Electrophoresis FAQ
What should I do with my DNA samples when I receive them?
The DNA samples usually contain DNA that is already cut with restriction enzymes and then placed in a stabilized salt solution. If you will be using them within the next few weeks, they may be stored at room temperature. If you will not be using them in the next several weeks, store them frozen until needed.
I went to use my buffer left over from last year but it had a white precipitate in it, can I still use it?
Sometimes concentrated buffer (and diluted buffer containing impurities) may develop a white precipitate or some crystals on the bottom. If only a small amount of precipitate is present, you may filter the buffer through filter paper abd then dilute it according to the instructions. If the amount of precipitate is severe, it may be better to dispose of the buffer and use fresh material.

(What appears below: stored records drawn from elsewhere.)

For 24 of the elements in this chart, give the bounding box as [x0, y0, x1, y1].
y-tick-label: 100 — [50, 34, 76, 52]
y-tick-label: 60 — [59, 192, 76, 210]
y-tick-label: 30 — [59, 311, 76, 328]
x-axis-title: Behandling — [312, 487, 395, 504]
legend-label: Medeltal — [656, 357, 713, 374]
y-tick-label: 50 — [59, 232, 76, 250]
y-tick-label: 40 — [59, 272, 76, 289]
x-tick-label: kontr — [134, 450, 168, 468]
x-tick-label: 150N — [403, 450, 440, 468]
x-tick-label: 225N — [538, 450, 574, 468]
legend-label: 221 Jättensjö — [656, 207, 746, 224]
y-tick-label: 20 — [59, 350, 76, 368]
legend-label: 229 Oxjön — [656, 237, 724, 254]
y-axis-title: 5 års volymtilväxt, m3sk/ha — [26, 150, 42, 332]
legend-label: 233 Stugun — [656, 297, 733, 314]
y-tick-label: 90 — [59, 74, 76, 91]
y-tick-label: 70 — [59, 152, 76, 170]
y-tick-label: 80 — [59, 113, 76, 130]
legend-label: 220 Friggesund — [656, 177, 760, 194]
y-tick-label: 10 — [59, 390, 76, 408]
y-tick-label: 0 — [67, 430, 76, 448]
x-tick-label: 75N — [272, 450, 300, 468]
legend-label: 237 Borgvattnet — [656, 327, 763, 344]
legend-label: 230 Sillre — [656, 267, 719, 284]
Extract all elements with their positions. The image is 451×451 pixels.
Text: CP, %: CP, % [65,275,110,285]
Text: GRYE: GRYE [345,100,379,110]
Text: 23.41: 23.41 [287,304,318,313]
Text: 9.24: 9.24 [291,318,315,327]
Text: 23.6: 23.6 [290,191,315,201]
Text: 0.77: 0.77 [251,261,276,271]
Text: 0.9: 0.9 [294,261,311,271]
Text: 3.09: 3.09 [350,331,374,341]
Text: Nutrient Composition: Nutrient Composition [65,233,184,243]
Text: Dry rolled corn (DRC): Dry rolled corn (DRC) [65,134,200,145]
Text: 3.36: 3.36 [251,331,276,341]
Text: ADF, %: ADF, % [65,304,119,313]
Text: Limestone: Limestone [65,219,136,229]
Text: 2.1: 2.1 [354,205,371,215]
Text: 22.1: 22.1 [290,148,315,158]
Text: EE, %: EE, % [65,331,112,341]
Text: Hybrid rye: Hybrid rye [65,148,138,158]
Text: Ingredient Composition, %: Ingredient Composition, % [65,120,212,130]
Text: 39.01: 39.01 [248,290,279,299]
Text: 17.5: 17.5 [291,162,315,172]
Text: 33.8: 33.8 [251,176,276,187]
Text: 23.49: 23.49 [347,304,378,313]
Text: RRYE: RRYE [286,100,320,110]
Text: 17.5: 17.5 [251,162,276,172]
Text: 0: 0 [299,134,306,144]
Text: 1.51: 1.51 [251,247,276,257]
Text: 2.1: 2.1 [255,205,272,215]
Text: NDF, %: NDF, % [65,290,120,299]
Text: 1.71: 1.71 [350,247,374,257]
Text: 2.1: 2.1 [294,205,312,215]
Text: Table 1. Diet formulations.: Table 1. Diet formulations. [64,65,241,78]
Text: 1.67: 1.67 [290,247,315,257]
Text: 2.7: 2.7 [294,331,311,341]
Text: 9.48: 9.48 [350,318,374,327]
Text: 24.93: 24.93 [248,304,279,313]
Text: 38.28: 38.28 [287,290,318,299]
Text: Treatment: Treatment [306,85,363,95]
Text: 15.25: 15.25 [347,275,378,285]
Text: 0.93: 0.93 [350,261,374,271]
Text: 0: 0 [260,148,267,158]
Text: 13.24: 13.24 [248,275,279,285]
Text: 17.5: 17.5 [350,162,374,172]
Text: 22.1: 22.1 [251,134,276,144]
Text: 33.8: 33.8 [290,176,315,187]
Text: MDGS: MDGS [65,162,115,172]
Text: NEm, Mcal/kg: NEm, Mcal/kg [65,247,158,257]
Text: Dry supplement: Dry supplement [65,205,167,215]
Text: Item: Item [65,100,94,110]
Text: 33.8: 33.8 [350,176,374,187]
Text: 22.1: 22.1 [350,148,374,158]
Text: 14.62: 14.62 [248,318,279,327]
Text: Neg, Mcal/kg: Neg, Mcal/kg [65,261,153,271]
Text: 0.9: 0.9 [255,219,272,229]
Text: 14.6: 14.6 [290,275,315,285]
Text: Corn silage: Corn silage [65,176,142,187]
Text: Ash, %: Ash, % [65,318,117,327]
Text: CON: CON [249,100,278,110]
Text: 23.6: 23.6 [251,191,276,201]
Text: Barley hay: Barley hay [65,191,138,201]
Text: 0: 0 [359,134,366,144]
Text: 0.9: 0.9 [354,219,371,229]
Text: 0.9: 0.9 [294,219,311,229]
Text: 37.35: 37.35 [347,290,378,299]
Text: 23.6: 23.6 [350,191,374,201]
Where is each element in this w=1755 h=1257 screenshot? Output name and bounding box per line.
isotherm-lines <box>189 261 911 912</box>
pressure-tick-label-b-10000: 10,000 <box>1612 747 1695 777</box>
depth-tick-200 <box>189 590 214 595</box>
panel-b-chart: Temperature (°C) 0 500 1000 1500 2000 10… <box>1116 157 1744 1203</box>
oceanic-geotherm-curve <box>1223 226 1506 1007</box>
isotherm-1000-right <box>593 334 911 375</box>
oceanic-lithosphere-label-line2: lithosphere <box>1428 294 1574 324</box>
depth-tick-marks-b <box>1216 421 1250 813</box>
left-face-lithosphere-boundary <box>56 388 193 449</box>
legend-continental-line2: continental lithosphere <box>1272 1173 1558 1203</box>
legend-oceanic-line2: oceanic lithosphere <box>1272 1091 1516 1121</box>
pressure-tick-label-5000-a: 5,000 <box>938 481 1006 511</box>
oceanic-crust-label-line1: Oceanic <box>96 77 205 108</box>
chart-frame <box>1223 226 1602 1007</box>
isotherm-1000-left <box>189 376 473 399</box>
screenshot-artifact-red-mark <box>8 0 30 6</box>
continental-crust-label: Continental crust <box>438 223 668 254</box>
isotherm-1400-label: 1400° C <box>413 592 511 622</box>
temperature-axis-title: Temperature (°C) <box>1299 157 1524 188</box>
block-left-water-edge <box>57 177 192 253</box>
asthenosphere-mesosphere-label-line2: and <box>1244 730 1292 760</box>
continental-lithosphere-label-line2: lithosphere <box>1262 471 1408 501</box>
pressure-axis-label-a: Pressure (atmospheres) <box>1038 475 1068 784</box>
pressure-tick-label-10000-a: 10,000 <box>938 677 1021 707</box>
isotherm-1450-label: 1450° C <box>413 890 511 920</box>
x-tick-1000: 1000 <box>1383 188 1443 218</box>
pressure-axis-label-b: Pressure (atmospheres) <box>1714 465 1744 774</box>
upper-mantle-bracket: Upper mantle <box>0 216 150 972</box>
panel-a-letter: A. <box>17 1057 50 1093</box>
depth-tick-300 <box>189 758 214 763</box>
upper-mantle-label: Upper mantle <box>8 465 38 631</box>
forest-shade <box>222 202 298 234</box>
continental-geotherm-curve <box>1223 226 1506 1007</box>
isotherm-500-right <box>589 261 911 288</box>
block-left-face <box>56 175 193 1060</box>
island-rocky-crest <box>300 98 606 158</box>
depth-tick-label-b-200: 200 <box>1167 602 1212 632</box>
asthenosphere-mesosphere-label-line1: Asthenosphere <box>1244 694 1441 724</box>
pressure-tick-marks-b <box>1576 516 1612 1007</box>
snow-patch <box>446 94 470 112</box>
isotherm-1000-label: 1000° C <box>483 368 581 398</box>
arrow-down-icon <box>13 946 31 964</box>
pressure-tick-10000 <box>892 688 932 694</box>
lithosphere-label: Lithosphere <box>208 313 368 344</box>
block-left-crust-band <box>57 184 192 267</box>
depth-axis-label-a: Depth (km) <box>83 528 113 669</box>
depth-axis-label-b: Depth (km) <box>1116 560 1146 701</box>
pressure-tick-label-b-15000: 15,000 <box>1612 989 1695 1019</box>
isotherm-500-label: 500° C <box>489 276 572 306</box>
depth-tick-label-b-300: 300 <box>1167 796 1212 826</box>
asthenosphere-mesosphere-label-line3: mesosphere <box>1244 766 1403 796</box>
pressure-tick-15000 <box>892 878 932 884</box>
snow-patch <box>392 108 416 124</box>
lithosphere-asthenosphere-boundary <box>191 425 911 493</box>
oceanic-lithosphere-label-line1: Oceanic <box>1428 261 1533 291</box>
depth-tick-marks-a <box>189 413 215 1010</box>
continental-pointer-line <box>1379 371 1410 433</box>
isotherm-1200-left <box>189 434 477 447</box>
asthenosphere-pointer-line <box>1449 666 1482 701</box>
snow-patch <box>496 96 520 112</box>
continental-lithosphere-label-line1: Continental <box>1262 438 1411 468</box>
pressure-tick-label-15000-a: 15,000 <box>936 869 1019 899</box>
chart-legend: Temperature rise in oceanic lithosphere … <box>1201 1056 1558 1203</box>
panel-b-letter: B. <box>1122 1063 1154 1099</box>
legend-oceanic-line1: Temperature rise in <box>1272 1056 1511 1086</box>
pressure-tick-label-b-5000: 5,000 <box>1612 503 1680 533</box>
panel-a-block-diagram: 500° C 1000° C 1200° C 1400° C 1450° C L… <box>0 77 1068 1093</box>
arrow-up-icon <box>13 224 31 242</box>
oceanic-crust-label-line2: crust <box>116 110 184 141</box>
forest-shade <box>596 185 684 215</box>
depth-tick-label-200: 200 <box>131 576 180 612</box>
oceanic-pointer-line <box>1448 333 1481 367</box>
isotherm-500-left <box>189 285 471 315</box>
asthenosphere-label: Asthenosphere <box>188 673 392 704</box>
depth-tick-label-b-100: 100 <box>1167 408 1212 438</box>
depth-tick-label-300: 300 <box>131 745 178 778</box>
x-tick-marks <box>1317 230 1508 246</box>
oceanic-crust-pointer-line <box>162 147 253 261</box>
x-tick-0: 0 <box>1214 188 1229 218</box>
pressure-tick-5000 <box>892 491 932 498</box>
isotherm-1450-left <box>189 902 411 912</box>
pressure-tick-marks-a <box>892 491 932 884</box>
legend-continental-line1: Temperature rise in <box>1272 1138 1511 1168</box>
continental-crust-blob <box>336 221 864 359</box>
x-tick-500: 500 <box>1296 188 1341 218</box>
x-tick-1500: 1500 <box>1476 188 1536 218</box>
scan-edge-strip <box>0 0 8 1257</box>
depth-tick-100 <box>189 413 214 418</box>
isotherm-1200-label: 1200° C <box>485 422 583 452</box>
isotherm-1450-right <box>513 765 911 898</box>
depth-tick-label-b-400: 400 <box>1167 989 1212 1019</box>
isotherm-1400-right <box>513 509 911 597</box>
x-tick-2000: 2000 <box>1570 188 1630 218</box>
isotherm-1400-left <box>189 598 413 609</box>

What is the loading dye for?
The loading dye, also referred to as the tracking dye, serves two functions. The first function is weight. The loading dye is made with a high concentration of sugar, which is heavier than the buffer solution in the tank. This causes the dye (and DNA contained within the dye) to sink to the bottom of the wells in the gel during the gel loading procedure. The second function is that it gives an indication of when to turn off the power to the electrophoresis chamber, since the DNA cannot be seen when the gel is running in the chamber. The dye moves faster than most of the DNA fragments. When the dye has reached the end of the gel, it is time to turn off the power.
My students do not have time to finish the electrophoresis and the gels are still running. What should I do?

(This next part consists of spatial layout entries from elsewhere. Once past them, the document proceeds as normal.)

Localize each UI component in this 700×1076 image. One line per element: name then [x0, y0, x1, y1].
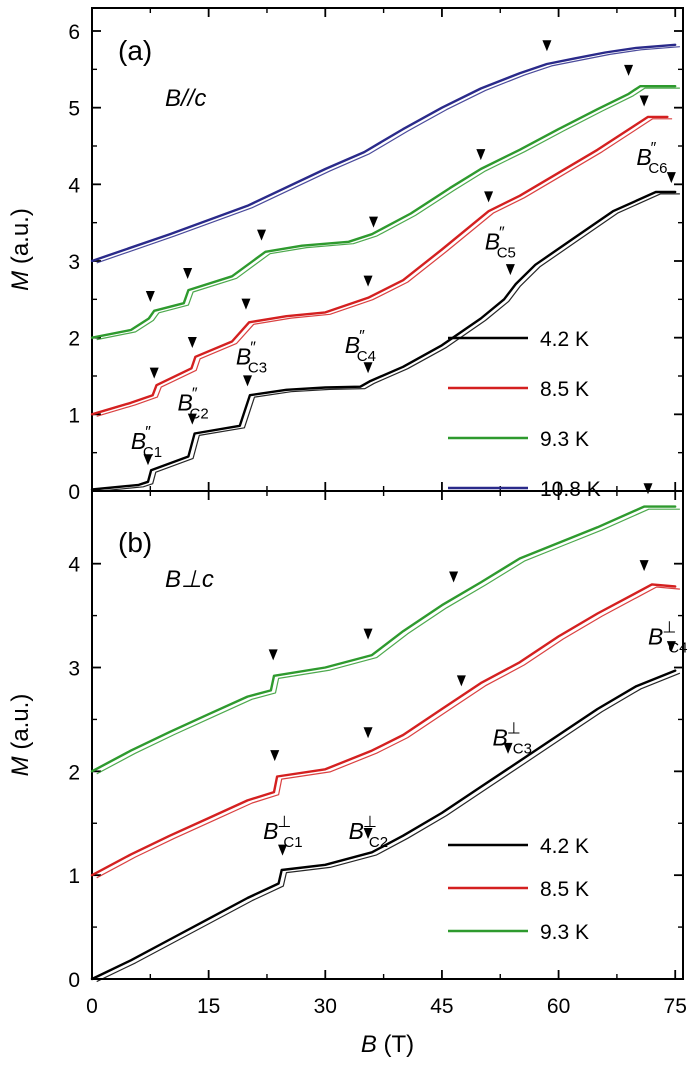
legend-label: 9.3 K: [540, 921, 589, 944]
plot-frame-b: [91, 490, 684, 980]
series-line-sweep: [96, 46, 680, 264]
series-line-sweep: [96, 586, 680, 879]
y-tick-label: 2: [68, 328, 80, 351]
panel-label: (b): [118, 527, 152, 558]
critical-field-label: B″ C4: [345, 328, 376, 365]
x-axis-tick-labels: 0 15 30 45 60 75: [86, 995, 687, 1018]
y-axis-title: M (a.u.): [7, 694, 34, 777]
series-line-sweep: [96, 87, 680, 341]
transition-marker-icon: [187, 337, 197, 348]
legend-label: 4.2 K: [540, 328, 589, 351]
series-line-9-3-k: [90, 505, 677, 773]
transition-marker-icon: [484, 191, 494, 203]
panel-a: 0 1 2 3 4 5 6 M (a.u.) B″ C1 B″ C2 B″ C3 B″ C4 B″ C5 B″ C6 (…: [7, 7, 684, 504]
y-tick-label: 3: [68, 658, 80, 681]
y-tick-label: 5: [68, 98, 80, 121]
transition-marker-icon: [643, 483, 653, 495]
transition-marker-icon: [243, 375, 253, 387]
y-tick-label: 4: [68, 554, 80, 577]
transition-marker-icon: [476, 149, 486, 161]
transition-marker-icon: [187, 413, 197, 425]
legend-label: 8.5 K: [540, 378, 589, 401]
legend: 4.2 K 8.5 K 9.3 K: [448, 835, 589, 944]
x-tick-label: 15: [197, 995, 220, 1018]
transition-marker-icon: [456, 675, 466, 687]
series-line-10-8-k: [90, 43, 677, 263]
critical-field-label: B⊥ C2: [349, 814, 388, 851]
y-axis-title: M (a.u.): [7, 208, 34, 291]
transition-marker-icon: [542, 40, 552, 52]
transition-marker-icon: [666, 172, 676, 184]
y-tick-label: 1: [68, 404, 80, 427]
critical-field-label: B″ C5: [485, 225, 516, 262]
transition-marker-icon: [270, 750, 280, 762]
panel-label: (a): [118, 35, 152, 66]
transition-marker-icon: [639, 95, 649, 107]
x-tick-label: 0: [86, 995, 98, 1018]
transition-marker-icon: [268, 649, 278, 661]
y-tick-label: 6: [68, 21, 80, 44]
x-tick-label: 75: [664, 995, 687, 1018]
series-line-sweep: [96, 672, 681, 983]
critical-field-label: B″ C2: [178, 386, 209, 423]
legend-label: 9.3 K: [540, 428, 589, 451]
transition-marker-icon: [149, 367, 159, 379]
transition-marker-icon: [143, 454, 153, 466]
transition-marker-icon: [257, 229, 267, 241]
transition-marker-icon: [639, 560, 649, 572]
transition-marker-icon: [278, 844, 288, 856]
y-tick-label: 0: [68, 481, 80, 504]
transition-marker-icon: [363, 275, 373, 287]
x-tick-label: 60: [547, 995, 570, 1018]
series-line-8-5-k: [90, 115, 669, 416]
series-line-sweep: [96, 508, 680, 775]
critical-field-label: B⊥ C3: [492, 720, 531, 757]
panel-b: 0 1 2 3 4 M (a.u.) B⊥ C1 B⊥ C2 B⊥ C3 B⊥ C4 (b) B⊥c 4.2 K…: [7, 483, 687, 992]
legend-label: 8.5 K: [540, 878, 589, 901]
transition-marker-icon: [624, 64, 634, 76]
critical-field-label: B″ C6: [636, 140, 667, 177]
x-tick-label: 30: [314, 995, 337, 1018]
critical-field-label: B″ C1: [131, 424, 162, 461]
transition-marker-icon: [369, 216, 379, 228]
transition-marker-icon: [449, 571, 459, 583]
y-tick-label: 1: [68, 865, 80, 888]
legend-label: 4.2 K: [540, 835, 589, 858]
transition-marker-icon: [145, 291, 155, 302]
y-tick-label: 2: [68, 761, 80, 784]
field-orientation-label: B//c: [165, 85, 206, 112]
legend-label: 10.8 K: [540, 478, 601, 501]
x-axis-title: B (T): [361, 1031, 414, 1058]
transition-marker-icon: [666, 641, 676, 653]
series-line-sweep: [96, 193, 680, 492]
transition-marker-icon: [503, 742, 513, 754]
y-tick-label: 0: [68, 969, 80, 992]
x-tick-label: 45: [430, 995, 453, 1018]
series-line-9-3-k: [90, 84, 677, 339]
critical-field-label: B⊥ C1: [263, 814, 302, 851]
transition-marker-icon: [241, 298, 251, 310]
field-orientation-label: B⊥c: [165, 566, 214, 593]
transition-marker-icon: [363, 727, 373, 739]
transition-marker-icon: [363, 362, 373, 374]
plot-frame-a: [91, 7, 684, 492]
y-tick-label: 4: [68, 174, 80, 197]
transition-marker-icon: [363, 628, 373, 640]
series-line-4-2-k: [90, 669, 677, 981]
critical-field-label: B″ C3: [236, 340, 267, 377]
critical-field-label: B⊥ C4: [648, 620, 687, 657]
series-line-8-5-k: [90, 583, 677, 877]
transition-marker-icon: [505, 264, 515, 276]
series-line-4-2-k: [90, 190, 677, 491]
transition-marker-icon: [183, 268, 193, 279]
y-tick-label: 3: [68, 251, 80, 274]
series-line-sweep: [96, 118, 673, 417]
transition-marker-icon: [363, 828, 373, 840]
legend: 4.2 K 8.5 K 9.3 K 10.8 K: [448, 328, 601, 501]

Electrophoresis is a time consuming process and quite often students do not have the luxury of loading, running, and staining their gels in one class period. If the students must leave, continue to monitor the gel in their absence. When the loading dye reaches the end of the gel, turn off the power.
Do I have to stain the gel immediately after finishing the electrophoresis run?

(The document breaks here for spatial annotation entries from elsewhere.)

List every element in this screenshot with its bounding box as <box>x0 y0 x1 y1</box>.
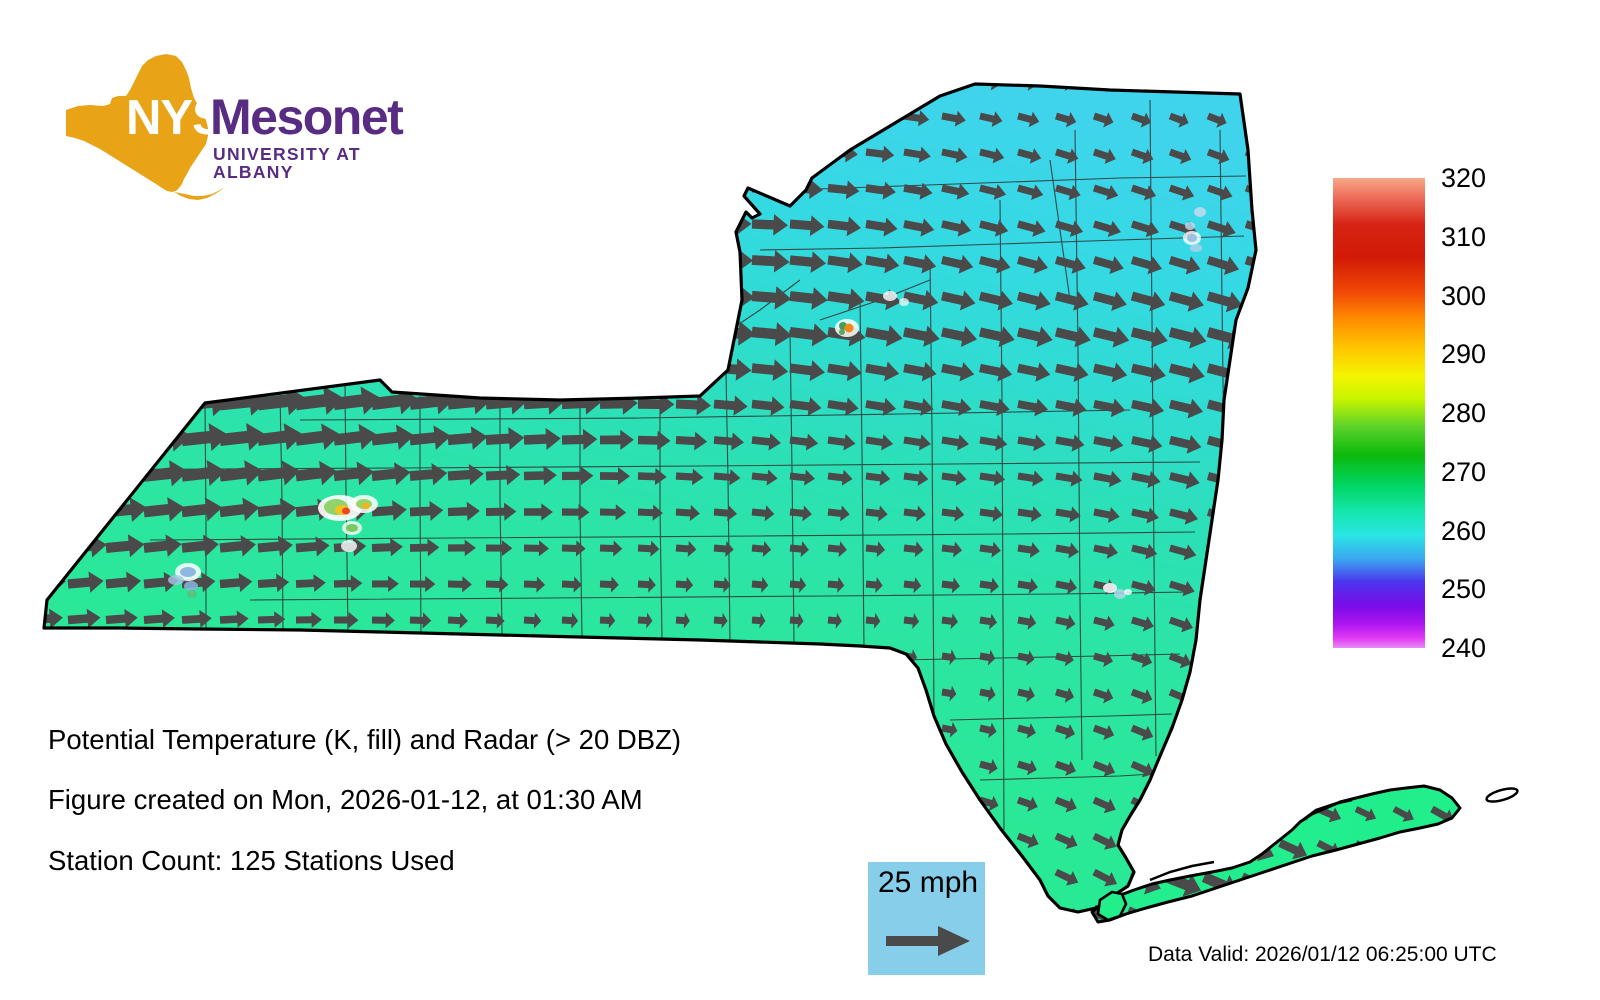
caption-created: Figure created on Mon, 2026-01-12, at 01… <box>48 784 643 815</box>
weather-map[interactable] <box>0 0 1519 1000</box>
colorbar-tick-260: 260 <box>1441 515 1487 546</box>
caption-title: Potential Temperature (K, fill) and Rada… <box>48 724 682 755</box>
caption-station-count: Station Count: 125 Stations Used <box>48 845 455 876</box>
colorbar-tick-240: 240 <box>1441 633 1487 663</box>
logo-university-text: UNIVERSITY AT ALBANY <box>213 144 361 182</box>
colorbar-tick-320: 320 <box>1441 163 1487 193</box>
logo-nys-text: NYS <box>126 91 225 145</box>
colorbar-tick-300: 300 <box>1441 280 1487 311</box>
logo-mesonet-text: Mesonet <box>210 89 404 145</box>
colorbar-tick-250: 250 <box>1441 574 1487 605</box>
colorbar-gradient <box>1333 178 1425 648</box>
colorbar-tick-270: 270 <box>1441 456 1487 487</box>
state-outline <box>42 82 1258 914</box>
colorbar-tick-310: 310 <box>1441 221 1487 252</box>
nys-mesonet-logo: NYS Mesonet UNIVERSITY AT ALBANY <box>48 48 404 213</box>
colorbar-tick-290: 290 <box>1441 339 1487 370</box>
block-island <box>1485 787 1519 803</box>
data-valid-timestamp: Data Valid: 2026/01/12 06:25:00 UTC <box>1148 943 1497 966</box>
colorbar-legend: 320 310 300 290 280 270 260 250 240 <box>1333 165 1593 662</box>
colorbar-tick-280: 280 <box>1441 398 1487 428</box>
staten-island <box>1096 890 1128 922</box>
wind-speed-reference-key: 25 mph <box>868 862 985 975</box>
wind-key-arrow-icon <box>886 926 970 956</box>
map-canvas[interactable] <box>0 0 1290 1000</box>
radar-echoes <box>168 207 1206 599</box>
wind-key-label: 25 mph <box>878 866 979 899</box>
long-island-outline <box>1090 784 1462 924</box>
logo-state-silhouette <box>66 54 225 200</box>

After you have run an electrophoresis gel, the DNA is embedded in the matrix of the agarose. If the students will be in lab the next day, simply leave the gel in the chamber and allow the students to remove it and perform the staining procedure the next day. If they will not be back in lab for several days, remove the gel from the chamber, place it in a Ziploc-style bag, and add a couple of milliliters of buffer from the chamber. Place the sealed gel in the refrigerator until the next lab period.
Can I reuse the buffer in the chamber after I have run a gel in it?
The buffer in the chamber may be used a couple of times. However, after each run the capacity of the buffer to carry electrical current is diminished. It is not recommended that you use the buffer for more than two or three electrophoresis runs.
I have a battery powered electrophoresis chamber. Can I hook it up to another power supply instead of using batteries?
No. The battery powered chamber is designed to only be used with five 9-volt batteries (45 volts) or less. Even a low voltage power supply may still carry a higher amperage than five batteries. High enough amperage may be dangerous and the battery powered chamber lacks some of the safety features found in chambers that attach to more sophisticated power supplies.